Wachsende Probleme stellt auch der Festredner fest, wobei er der Illusion erlegen ist, dass diese Probleme innerhalb des jetzigen Systems durch kluge Politik zu lösen wären. Denn wie ist zu lesen: Der Bürgermeister „versuchte auch darzustellen, wodurch die Demokratie heute, 20 Jahre später, belastet wird. So nannte er die “gestörte Kommunikation zwischen Bürgern und Politik” und die erlebte Spaltung der Gesellschaft, die weniger finanziell als vielmehr “durch unterschiedliche soziale und fachliche Bildung begründet” sei. Da sich unser Land solche Spaltung auf Dauer nicht leisten kann, müsse es alles daran setzen, sie “durch kluge Politik und Ermutigung zu mehr Eigenverantwortlichkeit zu überwinden”.

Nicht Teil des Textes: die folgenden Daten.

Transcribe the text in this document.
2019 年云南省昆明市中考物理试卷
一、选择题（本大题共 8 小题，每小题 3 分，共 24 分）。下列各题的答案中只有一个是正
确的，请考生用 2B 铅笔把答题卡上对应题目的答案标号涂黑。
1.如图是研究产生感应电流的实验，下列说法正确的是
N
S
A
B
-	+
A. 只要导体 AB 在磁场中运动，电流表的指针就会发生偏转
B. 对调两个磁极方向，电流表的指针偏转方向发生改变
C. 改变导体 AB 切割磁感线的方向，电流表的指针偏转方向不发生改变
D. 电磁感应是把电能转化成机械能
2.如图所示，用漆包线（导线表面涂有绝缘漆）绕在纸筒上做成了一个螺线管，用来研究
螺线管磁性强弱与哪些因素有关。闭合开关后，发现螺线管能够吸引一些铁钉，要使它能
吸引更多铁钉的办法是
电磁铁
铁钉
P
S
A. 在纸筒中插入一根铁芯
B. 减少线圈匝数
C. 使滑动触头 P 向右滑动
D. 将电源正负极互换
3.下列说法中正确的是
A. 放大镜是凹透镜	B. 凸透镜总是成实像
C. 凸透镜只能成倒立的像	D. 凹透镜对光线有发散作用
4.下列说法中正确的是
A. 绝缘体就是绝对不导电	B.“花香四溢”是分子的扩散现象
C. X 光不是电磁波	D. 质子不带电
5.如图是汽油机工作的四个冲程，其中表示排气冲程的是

Sicher spielt Kommunikation eine wichtige Rolle bei der Lösung von Problemen und deren Mangel ist durchaus eine Last für Demokratie, nur warum ist die Kommunikation zwischen Bürgern und Politik gestört? Hat sich da die Politik vielleicht zu weit vom Volk entfernt, wie einst die Führung in der DDR? Die Ursachen des Entfernens hingegen sind sehr verschieden. Und das „die erlebte Spaltung der Gesellschaft“ kein materielles Problem ist, sondern eines der unterschiedlichen „soziale und fachliche Bildung“, ist eigentlich nur Ausdruck des vertretenen Idealismus und der darauf basierenden Ideologie. Denn ist nicht gerade im jetzigen System gute Bildung auch eine Frage des Geldbeutels?

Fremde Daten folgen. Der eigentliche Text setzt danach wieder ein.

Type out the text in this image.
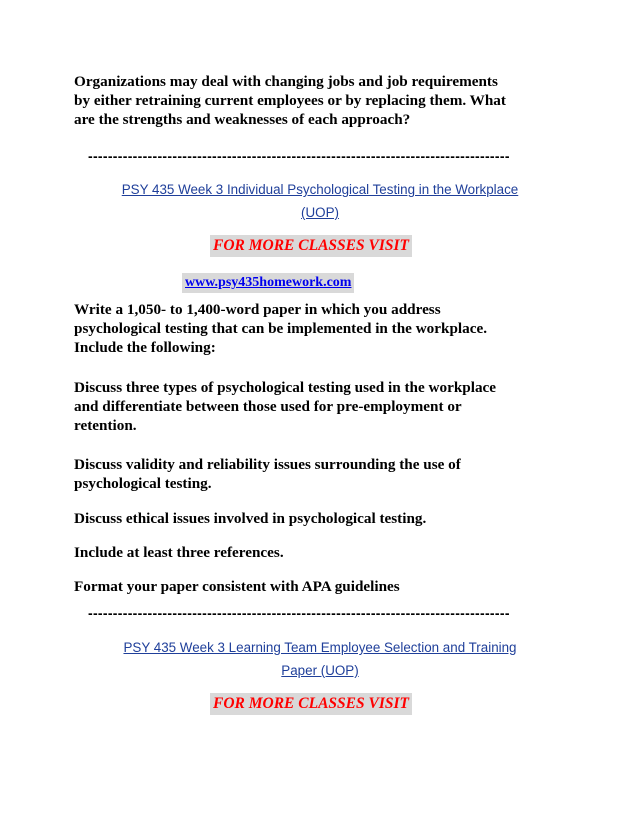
Organizations may deal with changing jobs and job requirements
by either retraining current employees or by replacing them. What
are the strengths and weaknesses of each approach?
-------------------------------------------------------------------------------------
PSY 435 Week 3 Individual Psychological Testing in the Workplace
(UOP)
FOR MORE CLASSES VISIT
www.psy435homework.com
Write a 1,050- to 1,400-word paper in which you address
psychological testing that can be implemented in the workplace.
Include the following:
Discuss three types of psychological testing used in the workplace
and differentiate between those used for pre-employment or
retention.
Discuss validity and reliability issues surrounding the use of
psychological testing.
Discuss ethical issues involved in psychological testing.
Include at least three references.
Format your paper consistent with APA guidelines
-------------------------------------------------------------------------------------
PSY 435 Week 3 Learning Team Employee Selection and Training
Paper (UOP)
FOR MORE CLASSES VISIT
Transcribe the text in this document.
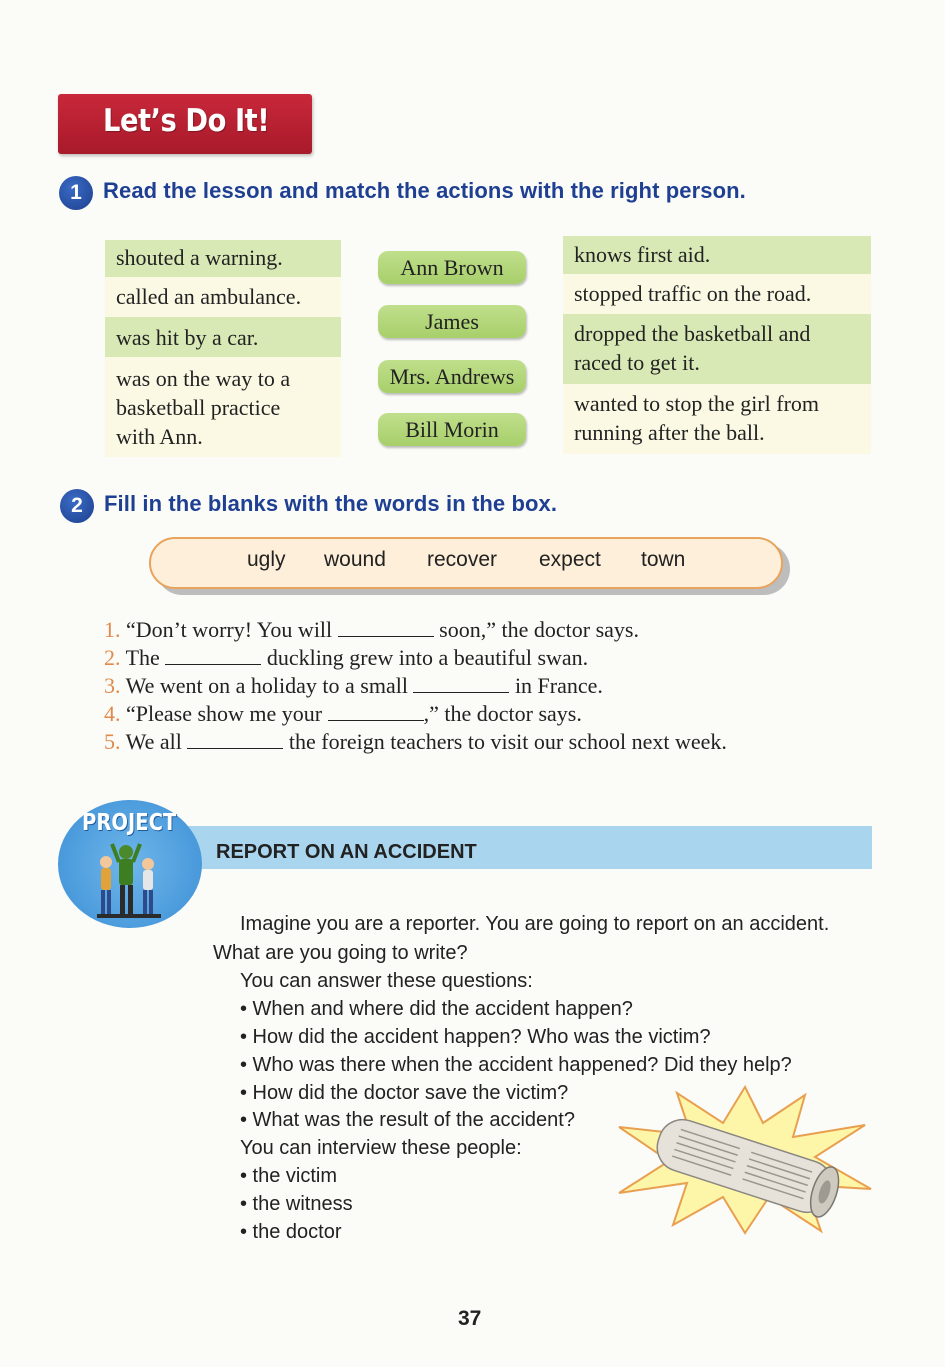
Let’s Do It!
1 Read the lesson and match the actions with the right person.
shouted a warning.
called an ambulance.
was hit by a car.
was on the way to a
basketball practice
with Ann.
Ann Brown
James
Mrs. Andrews
Bill Morin
knows first aid.
stopped traffic on the road.
dropped the basketball and
raced to get it.
wanted to stop the girl from
running after the ball.
2 Fill in the blanks with the words in the box.
ugly wound recover expect town
1. “Don’t worry! You will	soon,” the doctor says.
2. The	duckling grew into a beautiful swan.
3. We went on a holiday to a small	in France.
4. “Please show me your	,” the doctor says.
5. We all	the foreign teachers to visit our school next week.
PROJECT
REPORT ON AN ACCIDENT
Imagine you are a reporter. You are going to report on an accident.
What are you going to write?
You can answer these questions:
• When and where did the accident happen?
• How did the accident happen? Who was the victim?
• Who was there when the accident happened? Did they help?
• How did the doctor save the victim?
• What was the result of the accident?
You can interview these people:
• the victim
• the witness
• the doctor
37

Aber so typisch und falsch diese Aussage zur sozialen und fachlichen Bildung auch ist, genauso Typisch und Falsch die Lösung! Andererseits und Nebenbei, impliziert dass Streben nach „kluge Politik“ nicht, im Zusammenhang mit den festgestellten Tatsachen, das die gegenwärtige Politik eine dumme Politik ist! Aber kann Politik in klug oder dumm unterschieden werden? Eigentlich doch nicht, es möge zwar kluge und dumme Politiker geben, welches letztendlich aber nichts daran hindert, das Politik immer Interessen bezogen ist, also Ausdruck ganz bestimmter Interessen. „Und die Ermutigung zu mehr Eigenverantwortung“, dieses neoliberale Geschwätz? Nun ja, einmal davon abgesehen, dass diese Eigenverantwortung den Menschen seiner sozialen Verantwortung beraubt, denn in einer Gesellschaft trägt ein jeder Mensch immer auch Verantwortung für andere Menschen und nicht nur für sich selbst, sind die Ursachen dieses Dilemmas, der Probleme, nicht mit mehr Eigenverantwortung, sprich Egozentrik zu lösen, sondern nur zu verschärfen!
Zu guter letzt wurde noch eine Resolution verlesen und was beim anschließenden, ökumenischen Friedensgebet und der darauf folgenden Podiumsdiskussion herausgekommen ist, wird Gegenstand eines Berichtes in der Mittwochsausgabe der Zeitung sein. So am Ende des Beitrages zu erfahren!